Jay's voice-over work included Monsieur D'Arque, the amoral asylum superintendent, in Disney's 1991 hit animated film version of Beauty and the Beast. From 1994–2001 he supplied the voice for the virus Megabyte in the computer animated television show ReBoot. According to one source, Jay was preferred to Patrick Stewart, Derek Jacobi, Ian McKellen for the voice of Judge Claude Frollo in Disney's 1996 animated film adaptation of The Hunchback of Notre Dame, directed by Gary Trousdale and Kirk Wise, who had also steered his performance in the film version of Beauty and the Beast. Jay reprised Frollo's voice for Walt Disney World's nighttime light and fireworks show Fantasmic! From 1995 to 1996 Jay was the voice of the alien warlord Lord Dregg, the villain during the last two seasons of the original 1987 Teenage Mutant Ninja Turtles animated TV series.

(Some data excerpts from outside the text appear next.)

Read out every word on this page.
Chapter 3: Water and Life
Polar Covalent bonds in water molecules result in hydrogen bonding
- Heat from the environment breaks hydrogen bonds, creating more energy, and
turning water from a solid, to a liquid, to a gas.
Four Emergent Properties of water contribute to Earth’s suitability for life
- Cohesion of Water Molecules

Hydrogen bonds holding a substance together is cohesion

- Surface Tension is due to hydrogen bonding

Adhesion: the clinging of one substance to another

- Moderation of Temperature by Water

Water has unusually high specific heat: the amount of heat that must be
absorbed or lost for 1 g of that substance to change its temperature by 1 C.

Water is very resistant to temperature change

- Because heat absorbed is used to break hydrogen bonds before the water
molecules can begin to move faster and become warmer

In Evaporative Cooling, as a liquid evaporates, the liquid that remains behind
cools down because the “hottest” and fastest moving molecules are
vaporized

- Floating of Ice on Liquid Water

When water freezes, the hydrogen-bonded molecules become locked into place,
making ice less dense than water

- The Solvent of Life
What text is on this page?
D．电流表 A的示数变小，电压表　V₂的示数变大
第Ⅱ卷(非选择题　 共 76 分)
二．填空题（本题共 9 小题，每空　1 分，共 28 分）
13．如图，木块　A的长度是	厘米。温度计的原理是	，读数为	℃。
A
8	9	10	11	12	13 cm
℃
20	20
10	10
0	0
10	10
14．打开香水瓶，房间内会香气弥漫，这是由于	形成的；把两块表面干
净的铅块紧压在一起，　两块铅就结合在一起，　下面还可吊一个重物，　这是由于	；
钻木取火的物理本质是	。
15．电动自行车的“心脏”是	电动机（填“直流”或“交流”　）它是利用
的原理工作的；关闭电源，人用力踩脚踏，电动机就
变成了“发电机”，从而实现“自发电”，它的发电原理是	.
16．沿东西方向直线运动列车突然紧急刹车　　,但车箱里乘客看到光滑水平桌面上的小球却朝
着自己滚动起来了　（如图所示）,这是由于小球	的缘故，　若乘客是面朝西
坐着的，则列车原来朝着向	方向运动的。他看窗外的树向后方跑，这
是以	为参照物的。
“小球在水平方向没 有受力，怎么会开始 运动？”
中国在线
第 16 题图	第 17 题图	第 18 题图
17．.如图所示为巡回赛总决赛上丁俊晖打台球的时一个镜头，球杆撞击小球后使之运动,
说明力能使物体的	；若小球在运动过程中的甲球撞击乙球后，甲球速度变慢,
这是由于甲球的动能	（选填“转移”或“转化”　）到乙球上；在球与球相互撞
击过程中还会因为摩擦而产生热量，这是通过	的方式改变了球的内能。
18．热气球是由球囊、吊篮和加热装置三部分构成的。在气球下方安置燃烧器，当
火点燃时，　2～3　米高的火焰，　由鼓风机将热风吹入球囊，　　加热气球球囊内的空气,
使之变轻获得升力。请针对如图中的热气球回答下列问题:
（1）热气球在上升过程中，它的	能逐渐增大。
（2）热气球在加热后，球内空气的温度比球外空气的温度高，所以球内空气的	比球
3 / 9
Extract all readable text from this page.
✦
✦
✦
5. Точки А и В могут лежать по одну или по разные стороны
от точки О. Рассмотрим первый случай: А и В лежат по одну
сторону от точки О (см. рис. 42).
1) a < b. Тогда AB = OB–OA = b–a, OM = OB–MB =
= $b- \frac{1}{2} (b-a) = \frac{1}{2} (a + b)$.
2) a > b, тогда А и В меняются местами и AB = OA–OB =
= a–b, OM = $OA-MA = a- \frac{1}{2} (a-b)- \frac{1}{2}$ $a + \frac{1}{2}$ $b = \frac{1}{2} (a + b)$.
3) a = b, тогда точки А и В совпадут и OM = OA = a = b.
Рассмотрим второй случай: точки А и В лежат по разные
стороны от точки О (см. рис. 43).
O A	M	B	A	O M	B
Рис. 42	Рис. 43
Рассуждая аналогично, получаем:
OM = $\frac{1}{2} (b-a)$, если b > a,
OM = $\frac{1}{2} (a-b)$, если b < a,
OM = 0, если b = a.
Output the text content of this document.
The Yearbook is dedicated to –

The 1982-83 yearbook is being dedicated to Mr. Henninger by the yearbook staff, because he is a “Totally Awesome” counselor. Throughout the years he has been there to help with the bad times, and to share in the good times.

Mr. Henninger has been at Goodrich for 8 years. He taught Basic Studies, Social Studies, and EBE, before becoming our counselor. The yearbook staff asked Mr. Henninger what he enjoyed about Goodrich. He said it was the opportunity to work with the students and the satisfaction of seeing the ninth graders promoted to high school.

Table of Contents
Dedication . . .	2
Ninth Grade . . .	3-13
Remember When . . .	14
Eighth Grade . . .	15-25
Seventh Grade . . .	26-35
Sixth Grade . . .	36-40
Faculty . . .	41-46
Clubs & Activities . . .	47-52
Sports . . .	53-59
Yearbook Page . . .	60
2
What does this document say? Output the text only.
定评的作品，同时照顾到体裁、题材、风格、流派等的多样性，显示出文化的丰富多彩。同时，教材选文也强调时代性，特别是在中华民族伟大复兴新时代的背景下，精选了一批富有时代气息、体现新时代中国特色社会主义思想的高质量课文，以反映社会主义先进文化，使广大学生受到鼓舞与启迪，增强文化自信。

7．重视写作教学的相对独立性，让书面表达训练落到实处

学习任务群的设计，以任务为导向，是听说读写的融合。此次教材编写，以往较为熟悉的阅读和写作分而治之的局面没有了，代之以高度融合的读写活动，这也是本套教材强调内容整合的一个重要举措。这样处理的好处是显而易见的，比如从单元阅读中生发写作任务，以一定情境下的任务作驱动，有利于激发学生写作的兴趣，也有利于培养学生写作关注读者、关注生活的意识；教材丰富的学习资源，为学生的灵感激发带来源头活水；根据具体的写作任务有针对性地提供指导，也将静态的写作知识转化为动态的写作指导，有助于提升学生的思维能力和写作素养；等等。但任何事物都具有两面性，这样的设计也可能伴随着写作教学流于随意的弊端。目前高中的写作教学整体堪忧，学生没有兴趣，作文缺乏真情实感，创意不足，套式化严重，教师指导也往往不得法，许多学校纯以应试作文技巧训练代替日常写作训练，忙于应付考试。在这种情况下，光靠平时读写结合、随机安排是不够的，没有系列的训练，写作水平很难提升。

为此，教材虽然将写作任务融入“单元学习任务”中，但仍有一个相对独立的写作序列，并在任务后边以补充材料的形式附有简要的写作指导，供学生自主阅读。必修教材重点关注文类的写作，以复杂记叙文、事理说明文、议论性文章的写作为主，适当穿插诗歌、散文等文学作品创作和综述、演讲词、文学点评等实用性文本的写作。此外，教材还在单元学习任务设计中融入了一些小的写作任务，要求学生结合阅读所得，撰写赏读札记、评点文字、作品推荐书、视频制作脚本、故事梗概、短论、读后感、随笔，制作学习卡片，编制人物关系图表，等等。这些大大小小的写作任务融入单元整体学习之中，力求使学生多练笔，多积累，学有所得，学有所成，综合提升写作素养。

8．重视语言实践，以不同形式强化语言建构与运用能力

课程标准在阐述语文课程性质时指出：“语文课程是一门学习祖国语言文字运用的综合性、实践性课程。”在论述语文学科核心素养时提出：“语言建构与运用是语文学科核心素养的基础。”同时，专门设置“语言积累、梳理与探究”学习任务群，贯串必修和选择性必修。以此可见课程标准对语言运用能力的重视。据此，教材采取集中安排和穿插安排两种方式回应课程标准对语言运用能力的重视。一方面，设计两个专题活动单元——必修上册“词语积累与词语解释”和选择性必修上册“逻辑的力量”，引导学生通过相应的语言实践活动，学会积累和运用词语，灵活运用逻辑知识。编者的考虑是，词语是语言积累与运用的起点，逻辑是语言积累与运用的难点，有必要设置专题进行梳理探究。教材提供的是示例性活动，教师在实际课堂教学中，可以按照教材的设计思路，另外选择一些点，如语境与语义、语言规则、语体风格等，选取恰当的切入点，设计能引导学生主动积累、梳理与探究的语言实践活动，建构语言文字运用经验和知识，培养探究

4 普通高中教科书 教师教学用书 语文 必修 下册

Jay also made many distinguished on-screen appearances, including the role of Nigel St John on Lois and Clark: The New Adventures of Superman (1993–1995). He further made guest appearances on programs including The Golden Girls in 1987, Twin Peaks in 1990-91, and Night Court in 1991. His most prominent onscreen role, however, is that of Professor Werner in Twins (1988), the mentor to Arnold Schwarzenegger's protagonist, Julius Benedict.
He is also well-known among fans of the 1996–2003 video game series Legacy of Kain for his voicing of the original Mortanius and of the Elder God, alongside several other minor characters.
Jay was a devotee of classic Broadway and made several recordings and performances of old-time Broadway lyrics, in spoken-word form. A CD of these readings, Speaking of Broadway, was released in 2005; a version recorded in 1996 was entitled Poets on Broadway, as was his website. On it Jay recites lyrics written by the likes of Noël Coward, Ira Gershwin, and Oscar Hammerstein, accompanied by synthesized music which he composed.
In April 2006 Jay underwent surgery in Cedars-Sinai Medical Center (Los Angeles) to remove a non-cancerous tumor from his lungs. Afterwards he became critically ill and was readmitted to Cedar Sinai, where he died on August 13, 2006, aged 73. He is buried in Forest Lawn Memorial Park in Los Angeles, California.